Here on Honshu, they actually had fought girls carrying spears. Jugs would have laughed if he hadn’t stopped a machine-gun round with his nose outside of Nagasaki. Mike hadn’t thought it was funny. He didn’t want to kill those high-school kids. They sure as hell wanted to kill him, though. Sometimes you didn’t get many choices, not if you wanted to go on breathing.
He clicked the magazine back into place and chambered a round. “Okay,” he said. “Let’s get moving.”
One of his men, a nervous little greaser named Gomez, pointed west along the highway. “Maybe we better hold up a second, Sarge,” he said. “Looks like something’s comin’ towards us.”
“Well, shit,” Mike said mildly. “When you’re right, you’re right. I don’t wanna fuck with Jap tanks.”
The Japs didn’t have many. They never had. The ones they did have weren’t as tough as American Shermans. That didn’t mean they were anything foot soldiers wanted to face, though. Mike could have yelled for one of the company’s bazooka teams.
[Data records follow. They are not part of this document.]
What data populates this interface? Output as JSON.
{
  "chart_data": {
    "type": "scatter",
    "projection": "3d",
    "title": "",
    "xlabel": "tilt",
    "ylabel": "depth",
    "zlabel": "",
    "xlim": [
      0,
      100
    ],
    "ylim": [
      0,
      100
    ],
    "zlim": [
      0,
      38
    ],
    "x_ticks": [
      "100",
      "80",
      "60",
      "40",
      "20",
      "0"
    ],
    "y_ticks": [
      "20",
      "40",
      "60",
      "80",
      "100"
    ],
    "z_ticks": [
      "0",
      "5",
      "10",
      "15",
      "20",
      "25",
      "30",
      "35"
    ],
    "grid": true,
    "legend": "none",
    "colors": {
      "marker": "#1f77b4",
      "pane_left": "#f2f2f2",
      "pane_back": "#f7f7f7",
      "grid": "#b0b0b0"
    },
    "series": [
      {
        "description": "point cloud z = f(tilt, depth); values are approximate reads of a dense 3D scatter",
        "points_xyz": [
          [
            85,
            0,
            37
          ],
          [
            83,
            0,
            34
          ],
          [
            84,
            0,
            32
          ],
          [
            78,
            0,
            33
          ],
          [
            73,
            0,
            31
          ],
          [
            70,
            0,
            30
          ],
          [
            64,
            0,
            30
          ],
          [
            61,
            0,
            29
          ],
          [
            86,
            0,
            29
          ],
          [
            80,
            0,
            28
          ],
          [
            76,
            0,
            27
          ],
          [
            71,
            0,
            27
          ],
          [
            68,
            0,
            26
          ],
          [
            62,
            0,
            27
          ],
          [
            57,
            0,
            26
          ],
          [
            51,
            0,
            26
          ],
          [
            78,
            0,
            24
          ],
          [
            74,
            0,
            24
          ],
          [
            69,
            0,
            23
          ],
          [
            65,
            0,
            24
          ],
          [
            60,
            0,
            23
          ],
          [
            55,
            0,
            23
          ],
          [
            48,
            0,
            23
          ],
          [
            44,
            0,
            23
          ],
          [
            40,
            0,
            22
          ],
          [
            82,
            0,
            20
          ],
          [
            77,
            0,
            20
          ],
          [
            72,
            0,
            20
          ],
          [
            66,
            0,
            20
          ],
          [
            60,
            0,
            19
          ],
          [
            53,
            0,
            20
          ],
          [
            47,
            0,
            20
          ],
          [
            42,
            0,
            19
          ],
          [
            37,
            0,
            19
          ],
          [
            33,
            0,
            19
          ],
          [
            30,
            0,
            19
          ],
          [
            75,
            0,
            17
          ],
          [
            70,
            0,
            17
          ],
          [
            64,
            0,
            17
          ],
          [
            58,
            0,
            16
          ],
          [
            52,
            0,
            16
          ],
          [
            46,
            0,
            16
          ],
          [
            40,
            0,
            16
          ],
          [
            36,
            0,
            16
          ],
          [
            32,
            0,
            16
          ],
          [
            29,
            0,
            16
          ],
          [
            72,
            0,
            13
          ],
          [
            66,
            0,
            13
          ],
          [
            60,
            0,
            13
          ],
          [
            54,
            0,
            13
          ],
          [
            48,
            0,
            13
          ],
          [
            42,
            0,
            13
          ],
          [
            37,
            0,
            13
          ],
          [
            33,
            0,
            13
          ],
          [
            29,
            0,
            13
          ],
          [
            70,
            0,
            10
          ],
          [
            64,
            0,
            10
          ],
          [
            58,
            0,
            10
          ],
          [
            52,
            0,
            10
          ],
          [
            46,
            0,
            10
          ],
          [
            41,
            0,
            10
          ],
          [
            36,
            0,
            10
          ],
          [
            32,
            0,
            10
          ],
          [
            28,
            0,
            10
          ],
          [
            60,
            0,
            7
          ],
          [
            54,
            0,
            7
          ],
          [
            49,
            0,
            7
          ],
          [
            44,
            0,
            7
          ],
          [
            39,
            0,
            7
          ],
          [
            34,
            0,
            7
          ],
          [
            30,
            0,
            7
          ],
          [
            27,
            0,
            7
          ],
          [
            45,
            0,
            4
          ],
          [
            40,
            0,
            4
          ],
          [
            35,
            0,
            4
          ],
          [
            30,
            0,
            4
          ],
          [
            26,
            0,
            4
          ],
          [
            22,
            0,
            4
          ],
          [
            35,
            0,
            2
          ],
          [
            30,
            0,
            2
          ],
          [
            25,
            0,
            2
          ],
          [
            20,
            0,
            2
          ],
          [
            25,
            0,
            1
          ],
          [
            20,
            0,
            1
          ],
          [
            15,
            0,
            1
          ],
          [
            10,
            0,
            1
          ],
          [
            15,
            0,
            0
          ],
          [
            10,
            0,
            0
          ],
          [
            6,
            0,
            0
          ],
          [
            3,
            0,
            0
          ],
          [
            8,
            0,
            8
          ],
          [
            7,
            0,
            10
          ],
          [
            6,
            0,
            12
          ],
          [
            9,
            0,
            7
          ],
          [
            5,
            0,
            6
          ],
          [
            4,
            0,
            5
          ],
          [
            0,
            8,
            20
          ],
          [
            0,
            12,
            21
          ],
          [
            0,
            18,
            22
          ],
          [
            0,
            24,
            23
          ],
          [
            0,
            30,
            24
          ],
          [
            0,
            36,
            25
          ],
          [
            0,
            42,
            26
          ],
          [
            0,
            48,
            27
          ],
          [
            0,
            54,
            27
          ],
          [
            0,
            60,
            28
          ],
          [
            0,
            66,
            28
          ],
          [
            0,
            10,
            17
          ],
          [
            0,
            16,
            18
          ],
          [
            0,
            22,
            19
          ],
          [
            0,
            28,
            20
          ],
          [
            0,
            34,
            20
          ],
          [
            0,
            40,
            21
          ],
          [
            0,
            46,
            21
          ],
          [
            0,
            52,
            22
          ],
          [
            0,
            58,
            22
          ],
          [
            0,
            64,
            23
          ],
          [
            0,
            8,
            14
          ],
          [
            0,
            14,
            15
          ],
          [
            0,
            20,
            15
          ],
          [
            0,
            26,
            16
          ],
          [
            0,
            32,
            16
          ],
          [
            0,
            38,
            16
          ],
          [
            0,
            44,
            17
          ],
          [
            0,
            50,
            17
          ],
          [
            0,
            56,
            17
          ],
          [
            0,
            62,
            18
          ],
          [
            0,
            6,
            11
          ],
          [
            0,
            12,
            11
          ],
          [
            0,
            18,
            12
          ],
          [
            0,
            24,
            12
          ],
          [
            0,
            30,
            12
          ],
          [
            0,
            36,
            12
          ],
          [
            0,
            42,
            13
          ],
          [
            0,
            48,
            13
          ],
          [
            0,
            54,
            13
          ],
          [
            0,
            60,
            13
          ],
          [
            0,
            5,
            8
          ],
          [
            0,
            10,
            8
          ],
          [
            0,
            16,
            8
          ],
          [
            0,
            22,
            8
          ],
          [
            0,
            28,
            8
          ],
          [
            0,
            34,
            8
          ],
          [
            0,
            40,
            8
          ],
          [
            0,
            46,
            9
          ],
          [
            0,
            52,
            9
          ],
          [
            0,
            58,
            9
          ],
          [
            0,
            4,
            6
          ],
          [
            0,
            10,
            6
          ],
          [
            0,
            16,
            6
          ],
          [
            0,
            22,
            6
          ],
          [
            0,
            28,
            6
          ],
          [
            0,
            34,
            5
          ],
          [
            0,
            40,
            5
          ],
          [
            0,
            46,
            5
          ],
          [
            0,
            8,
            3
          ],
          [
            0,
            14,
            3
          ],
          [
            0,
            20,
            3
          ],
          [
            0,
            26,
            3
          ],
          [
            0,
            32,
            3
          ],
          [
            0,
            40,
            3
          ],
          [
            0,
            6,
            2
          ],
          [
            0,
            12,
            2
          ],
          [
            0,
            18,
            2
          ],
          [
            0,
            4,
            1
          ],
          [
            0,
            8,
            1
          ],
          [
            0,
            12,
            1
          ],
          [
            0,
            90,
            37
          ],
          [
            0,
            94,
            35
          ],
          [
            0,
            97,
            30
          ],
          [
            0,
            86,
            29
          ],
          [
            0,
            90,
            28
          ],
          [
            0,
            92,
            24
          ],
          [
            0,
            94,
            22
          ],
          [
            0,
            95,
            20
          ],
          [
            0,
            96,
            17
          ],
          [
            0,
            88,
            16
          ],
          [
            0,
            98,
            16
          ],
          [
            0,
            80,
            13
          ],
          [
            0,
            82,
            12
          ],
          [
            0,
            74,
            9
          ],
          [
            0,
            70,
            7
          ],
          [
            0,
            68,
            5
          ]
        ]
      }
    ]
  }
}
But stalking the tanks wouldn’t be easy-there wasn’t much cover close by the road. He lit a cigarette instead. He’d done plenty of fighting for his country. He knew he’d do more, but not right this minute.
There were four tanks: two, then a gap, then two more. And in the gap. . “Well, will you look at that?” Mike said. “I wonder who the big shot is.” In the gap, plainly being escorted by all that armor, came a plain black car. A Japanese flag fluttered on a small staff-it could have been a radio aerial-sticking up from the right front fender.